I told her that I didn’t have any answers. But, maybe, I had the right question for her to ask herself.

“When do you feel the strongest at work?”

After deeply considering the question for a few weeks, she decided to switch companies and take on a job in new product development.

She recognized that when she was empowering next, she was virtually unstoppable. She absolutely loved solving challenges with new product and service ideas, but she was less passionate about supporting them after they had been launched.

She realized, after considering my question for a while, that product maintenance was exhausting and frustrating for her. It didn’t play to her strengths. Worse, it had become about 85 percent of what she did every day.

By asking the question “where do I feel strong?” she understood she was spending most of her time in activities that drained her of energy instead of giving her energy.

How about you?

Business coach Dan Sullivan created a company around the concept of what he calls “your unique ability.” Among other things, Strategic Coach trains business owners to find and focus more and more of their time on what they do best. He argues that this focus leads to better results and a more fulfilling life.

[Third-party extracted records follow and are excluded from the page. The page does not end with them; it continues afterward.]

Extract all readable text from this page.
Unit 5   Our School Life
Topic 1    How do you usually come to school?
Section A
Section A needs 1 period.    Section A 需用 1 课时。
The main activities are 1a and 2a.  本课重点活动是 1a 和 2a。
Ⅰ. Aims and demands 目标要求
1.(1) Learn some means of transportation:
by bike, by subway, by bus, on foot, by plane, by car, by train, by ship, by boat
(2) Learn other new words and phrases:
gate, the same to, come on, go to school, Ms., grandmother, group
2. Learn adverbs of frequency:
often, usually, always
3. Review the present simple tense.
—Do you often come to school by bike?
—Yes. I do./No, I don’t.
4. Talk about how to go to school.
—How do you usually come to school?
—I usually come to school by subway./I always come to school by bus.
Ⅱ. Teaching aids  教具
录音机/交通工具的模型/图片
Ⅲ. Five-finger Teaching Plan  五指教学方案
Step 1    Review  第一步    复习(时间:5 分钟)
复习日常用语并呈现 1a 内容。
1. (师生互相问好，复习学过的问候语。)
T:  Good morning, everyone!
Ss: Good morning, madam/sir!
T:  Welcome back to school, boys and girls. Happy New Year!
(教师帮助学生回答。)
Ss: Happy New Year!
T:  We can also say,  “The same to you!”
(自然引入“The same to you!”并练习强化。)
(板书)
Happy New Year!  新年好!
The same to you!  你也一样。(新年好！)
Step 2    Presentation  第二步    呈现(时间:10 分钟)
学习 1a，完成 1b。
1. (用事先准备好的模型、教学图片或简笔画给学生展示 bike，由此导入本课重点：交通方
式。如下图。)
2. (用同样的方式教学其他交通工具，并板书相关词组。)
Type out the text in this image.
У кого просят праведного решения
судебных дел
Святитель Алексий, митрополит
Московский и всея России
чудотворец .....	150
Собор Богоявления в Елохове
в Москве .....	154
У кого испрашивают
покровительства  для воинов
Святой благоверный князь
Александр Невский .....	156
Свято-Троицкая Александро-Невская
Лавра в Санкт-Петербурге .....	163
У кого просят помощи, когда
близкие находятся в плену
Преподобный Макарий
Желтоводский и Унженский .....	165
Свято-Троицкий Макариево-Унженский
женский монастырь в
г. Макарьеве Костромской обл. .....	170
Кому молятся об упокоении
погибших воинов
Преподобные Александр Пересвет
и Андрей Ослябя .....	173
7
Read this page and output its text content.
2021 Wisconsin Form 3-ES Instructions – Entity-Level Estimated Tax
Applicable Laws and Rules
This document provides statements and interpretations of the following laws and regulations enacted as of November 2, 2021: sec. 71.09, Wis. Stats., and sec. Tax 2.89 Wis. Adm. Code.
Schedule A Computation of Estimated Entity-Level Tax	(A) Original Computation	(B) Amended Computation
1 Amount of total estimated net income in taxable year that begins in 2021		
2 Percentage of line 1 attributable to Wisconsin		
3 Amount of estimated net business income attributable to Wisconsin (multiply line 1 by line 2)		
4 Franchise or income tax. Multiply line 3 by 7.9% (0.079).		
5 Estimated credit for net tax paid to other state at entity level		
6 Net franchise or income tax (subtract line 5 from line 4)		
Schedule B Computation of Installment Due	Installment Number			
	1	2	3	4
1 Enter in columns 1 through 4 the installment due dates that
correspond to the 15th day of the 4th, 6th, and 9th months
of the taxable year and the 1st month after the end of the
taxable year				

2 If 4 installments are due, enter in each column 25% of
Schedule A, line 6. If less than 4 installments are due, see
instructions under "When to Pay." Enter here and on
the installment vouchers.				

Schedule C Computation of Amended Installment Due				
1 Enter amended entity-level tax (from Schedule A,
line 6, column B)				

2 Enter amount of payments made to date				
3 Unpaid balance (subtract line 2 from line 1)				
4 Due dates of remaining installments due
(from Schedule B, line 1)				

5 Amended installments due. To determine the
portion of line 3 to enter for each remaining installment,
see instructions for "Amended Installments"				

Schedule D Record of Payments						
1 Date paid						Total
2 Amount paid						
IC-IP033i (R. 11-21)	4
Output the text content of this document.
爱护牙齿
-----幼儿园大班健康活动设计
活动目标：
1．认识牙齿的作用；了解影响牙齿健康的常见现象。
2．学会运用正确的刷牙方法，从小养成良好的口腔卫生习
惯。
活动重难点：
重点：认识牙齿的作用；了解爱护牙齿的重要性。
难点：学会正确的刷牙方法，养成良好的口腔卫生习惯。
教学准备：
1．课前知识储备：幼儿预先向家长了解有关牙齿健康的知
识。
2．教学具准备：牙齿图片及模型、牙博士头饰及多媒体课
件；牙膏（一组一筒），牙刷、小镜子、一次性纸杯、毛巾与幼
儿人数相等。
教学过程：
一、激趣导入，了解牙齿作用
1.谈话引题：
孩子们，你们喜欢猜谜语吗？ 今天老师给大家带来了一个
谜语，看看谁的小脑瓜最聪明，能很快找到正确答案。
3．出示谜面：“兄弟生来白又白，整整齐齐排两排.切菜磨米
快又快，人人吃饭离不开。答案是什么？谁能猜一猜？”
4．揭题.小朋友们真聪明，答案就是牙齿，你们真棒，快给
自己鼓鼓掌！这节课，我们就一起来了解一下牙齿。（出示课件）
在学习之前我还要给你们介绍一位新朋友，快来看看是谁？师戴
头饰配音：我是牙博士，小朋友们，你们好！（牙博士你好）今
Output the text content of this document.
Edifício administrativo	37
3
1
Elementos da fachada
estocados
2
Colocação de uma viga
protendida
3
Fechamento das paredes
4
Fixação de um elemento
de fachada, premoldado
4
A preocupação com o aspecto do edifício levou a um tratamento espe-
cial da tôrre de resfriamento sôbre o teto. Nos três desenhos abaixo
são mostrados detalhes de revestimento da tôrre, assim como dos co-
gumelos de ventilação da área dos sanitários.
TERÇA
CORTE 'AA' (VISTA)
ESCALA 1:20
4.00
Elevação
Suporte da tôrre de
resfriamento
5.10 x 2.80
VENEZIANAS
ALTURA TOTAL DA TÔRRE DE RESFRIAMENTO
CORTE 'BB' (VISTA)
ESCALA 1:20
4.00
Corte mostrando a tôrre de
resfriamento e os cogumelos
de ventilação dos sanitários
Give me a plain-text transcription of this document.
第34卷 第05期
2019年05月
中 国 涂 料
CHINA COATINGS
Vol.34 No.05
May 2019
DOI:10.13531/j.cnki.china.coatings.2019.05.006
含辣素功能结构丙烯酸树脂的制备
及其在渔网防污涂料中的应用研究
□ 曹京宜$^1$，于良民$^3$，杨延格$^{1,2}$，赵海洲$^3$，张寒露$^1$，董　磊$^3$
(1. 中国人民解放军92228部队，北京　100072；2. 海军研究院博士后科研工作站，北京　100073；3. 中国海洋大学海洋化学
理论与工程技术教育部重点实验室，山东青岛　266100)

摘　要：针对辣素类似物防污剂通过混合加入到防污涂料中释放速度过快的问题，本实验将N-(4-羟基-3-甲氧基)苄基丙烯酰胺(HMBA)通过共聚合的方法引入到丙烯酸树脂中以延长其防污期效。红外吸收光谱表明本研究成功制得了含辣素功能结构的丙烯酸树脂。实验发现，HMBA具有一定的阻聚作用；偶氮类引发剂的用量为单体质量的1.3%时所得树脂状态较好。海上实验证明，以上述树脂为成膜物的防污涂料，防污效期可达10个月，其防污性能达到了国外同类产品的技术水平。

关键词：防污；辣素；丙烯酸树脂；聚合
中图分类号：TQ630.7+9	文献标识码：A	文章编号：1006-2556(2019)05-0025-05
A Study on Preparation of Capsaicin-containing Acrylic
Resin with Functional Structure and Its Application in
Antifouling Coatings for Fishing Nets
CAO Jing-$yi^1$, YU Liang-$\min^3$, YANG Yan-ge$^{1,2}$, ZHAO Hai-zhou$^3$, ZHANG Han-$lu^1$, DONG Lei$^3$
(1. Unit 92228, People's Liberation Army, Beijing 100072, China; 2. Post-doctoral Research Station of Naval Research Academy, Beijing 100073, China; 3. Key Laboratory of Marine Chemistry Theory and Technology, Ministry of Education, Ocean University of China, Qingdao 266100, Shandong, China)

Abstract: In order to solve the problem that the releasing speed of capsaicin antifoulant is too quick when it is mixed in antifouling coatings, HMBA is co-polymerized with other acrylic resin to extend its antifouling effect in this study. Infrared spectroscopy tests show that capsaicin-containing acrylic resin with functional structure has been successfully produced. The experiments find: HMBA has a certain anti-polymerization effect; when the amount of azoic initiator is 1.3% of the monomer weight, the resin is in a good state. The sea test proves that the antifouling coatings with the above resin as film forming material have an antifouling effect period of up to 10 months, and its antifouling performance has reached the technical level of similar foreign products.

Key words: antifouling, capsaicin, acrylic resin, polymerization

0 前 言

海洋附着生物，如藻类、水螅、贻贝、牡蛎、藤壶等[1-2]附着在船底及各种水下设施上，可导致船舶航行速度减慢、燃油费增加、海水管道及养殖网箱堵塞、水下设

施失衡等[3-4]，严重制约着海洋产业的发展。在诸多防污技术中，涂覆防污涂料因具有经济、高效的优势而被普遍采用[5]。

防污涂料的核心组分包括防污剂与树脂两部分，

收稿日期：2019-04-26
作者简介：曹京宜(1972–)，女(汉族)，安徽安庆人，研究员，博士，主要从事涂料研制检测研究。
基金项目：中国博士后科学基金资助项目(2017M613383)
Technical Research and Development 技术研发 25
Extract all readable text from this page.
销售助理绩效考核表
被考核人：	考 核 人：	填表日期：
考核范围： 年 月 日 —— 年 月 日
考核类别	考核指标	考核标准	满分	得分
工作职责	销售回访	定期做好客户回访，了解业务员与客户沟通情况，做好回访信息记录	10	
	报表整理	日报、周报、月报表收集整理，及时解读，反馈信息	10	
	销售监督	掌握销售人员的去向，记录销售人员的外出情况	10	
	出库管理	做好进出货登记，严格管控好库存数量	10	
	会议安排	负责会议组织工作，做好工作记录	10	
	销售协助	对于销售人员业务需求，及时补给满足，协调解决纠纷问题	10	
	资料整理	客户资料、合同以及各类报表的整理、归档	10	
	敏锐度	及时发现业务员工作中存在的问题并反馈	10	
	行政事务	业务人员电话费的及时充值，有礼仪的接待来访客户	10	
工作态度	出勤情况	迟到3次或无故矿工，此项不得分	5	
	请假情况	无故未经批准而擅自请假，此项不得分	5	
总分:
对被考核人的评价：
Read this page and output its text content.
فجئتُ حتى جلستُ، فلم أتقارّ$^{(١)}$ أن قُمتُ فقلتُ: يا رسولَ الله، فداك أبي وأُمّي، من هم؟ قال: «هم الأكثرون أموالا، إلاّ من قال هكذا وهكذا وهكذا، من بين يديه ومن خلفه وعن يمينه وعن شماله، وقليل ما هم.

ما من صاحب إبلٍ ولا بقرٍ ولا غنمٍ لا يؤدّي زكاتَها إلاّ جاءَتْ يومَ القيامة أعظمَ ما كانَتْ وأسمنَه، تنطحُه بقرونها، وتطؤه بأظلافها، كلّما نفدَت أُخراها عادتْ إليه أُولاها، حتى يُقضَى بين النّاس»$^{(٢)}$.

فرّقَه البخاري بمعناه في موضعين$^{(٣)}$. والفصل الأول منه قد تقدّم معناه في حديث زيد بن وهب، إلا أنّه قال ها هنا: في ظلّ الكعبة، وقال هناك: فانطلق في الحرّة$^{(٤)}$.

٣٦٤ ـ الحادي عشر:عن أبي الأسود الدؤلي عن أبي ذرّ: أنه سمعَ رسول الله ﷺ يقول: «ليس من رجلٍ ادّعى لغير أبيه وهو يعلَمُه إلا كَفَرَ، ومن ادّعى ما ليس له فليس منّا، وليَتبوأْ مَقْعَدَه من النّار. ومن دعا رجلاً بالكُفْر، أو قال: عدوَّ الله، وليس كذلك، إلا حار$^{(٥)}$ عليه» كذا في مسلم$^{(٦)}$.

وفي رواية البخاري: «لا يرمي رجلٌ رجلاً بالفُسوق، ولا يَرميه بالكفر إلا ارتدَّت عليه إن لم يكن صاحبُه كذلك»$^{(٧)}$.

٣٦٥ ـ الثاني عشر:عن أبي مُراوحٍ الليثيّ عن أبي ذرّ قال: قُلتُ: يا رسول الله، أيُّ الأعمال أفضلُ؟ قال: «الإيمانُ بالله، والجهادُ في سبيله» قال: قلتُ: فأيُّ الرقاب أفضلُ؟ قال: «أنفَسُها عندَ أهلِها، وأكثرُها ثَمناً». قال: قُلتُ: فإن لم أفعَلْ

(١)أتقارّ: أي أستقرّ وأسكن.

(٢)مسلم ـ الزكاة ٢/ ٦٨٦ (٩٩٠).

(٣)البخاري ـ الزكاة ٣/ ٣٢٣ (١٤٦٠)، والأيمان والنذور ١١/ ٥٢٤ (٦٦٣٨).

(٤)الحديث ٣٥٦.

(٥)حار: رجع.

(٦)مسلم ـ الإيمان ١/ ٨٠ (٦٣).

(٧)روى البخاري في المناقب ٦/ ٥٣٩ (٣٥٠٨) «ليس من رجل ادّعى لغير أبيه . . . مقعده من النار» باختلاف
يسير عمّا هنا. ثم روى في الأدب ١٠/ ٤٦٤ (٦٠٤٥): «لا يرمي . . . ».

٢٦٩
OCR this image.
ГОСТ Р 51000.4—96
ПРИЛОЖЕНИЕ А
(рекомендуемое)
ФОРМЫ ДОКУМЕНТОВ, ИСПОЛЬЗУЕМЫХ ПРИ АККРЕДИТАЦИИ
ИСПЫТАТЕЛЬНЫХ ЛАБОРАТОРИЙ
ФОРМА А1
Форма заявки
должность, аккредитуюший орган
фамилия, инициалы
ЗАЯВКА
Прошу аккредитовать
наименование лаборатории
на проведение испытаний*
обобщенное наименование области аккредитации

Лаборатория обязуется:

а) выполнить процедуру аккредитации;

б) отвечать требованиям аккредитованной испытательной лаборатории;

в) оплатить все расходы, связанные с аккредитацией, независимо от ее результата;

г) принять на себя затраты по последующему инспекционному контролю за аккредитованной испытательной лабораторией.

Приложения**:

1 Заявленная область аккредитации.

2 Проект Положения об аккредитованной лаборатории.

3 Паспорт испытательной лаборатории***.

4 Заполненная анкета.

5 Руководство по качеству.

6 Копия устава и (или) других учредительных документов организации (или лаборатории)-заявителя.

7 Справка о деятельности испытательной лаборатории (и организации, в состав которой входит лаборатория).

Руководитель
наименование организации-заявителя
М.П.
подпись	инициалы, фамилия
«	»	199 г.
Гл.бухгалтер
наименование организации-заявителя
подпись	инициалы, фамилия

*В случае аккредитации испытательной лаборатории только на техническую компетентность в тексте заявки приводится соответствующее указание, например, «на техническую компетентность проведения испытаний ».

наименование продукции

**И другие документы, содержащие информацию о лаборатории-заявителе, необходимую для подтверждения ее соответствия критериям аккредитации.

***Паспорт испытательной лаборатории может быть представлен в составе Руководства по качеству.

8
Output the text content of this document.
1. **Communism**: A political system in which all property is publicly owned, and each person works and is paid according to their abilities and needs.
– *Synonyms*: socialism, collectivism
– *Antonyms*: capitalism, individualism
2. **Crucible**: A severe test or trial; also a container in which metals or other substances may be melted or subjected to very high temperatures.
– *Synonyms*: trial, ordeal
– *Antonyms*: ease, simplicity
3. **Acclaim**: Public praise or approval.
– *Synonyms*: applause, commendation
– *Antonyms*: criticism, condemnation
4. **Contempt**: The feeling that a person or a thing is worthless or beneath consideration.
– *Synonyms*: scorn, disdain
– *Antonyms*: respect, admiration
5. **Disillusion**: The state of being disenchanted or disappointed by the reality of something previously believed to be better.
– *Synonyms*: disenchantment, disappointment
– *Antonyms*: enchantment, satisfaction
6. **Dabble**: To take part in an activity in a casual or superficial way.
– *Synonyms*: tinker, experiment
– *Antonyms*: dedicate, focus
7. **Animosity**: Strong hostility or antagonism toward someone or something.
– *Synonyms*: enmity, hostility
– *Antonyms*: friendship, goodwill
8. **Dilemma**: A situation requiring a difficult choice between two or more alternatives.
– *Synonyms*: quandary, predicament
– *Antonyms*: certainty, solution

Watching the leaders I most admire, I gotta agree with Dan.

Think about it. Do you spend the majority of your time and energy working on your passion or trying to improve your weaknesses? If you’re like most of us, it is the latter.

My oldest son was studying for finals last week. I asked him how it was going, and he said, “Well, I pretty much suck at __A___, but I really enjoy __B__, so I decided to double down on __B___.

Dad, you’re always telling me to focus on my strengths, so I decided to take your advice.” *

My unprofessional parenting response? “Sounds good, son.” The last thing I want is to have a child who spends his life focusing on things that make him feel weak. That’s a recipe for a really sad life.

But that’s what many of us do, isn’t it? It’s amazing how life teaches us to focus on our weaknesses instead of our strengths. “You got a ‘D’? Spend twice as much time on that subject.” We double down on what we’re not good at, hoping to improve marginally, leaving our strengths—the things that make us feel the strongest—to languish.

And we wonder why we feel so tired, so drained, so disengaged.

It’s sad. And even worse, we are unconsciously doing it to ourselves. Enough.

You Can Change

If you think about it, there are moments in your work life when you are firing on all cylinders; you are unstoppable; you are passionate and in the zone. If only you could find ways to do more of THAT, imagine how successful and happy you would be.

Here’s the thing: You can.

I’ve noticed that the most successful people I know have found ways to spend most of their time doing what they are most passionate about. And the more successful they become, THE MORE time they spend on their passions. Go figure.

Perhaps many of us overlook this phenomenon because we’re too busy lamenting our weaknesses or wondering how the leaders around us manage to produce such amazing results. The answer is pretty simple: They have found a way to stay in the zone and we have not.

So I’ll ask you, when do you feel the strongest at work?

When you have your answer, may I suggest you do more of that?

*In the off chance that my son’s teachers may be reading this, I have left these blank to give the kid a fighting chance.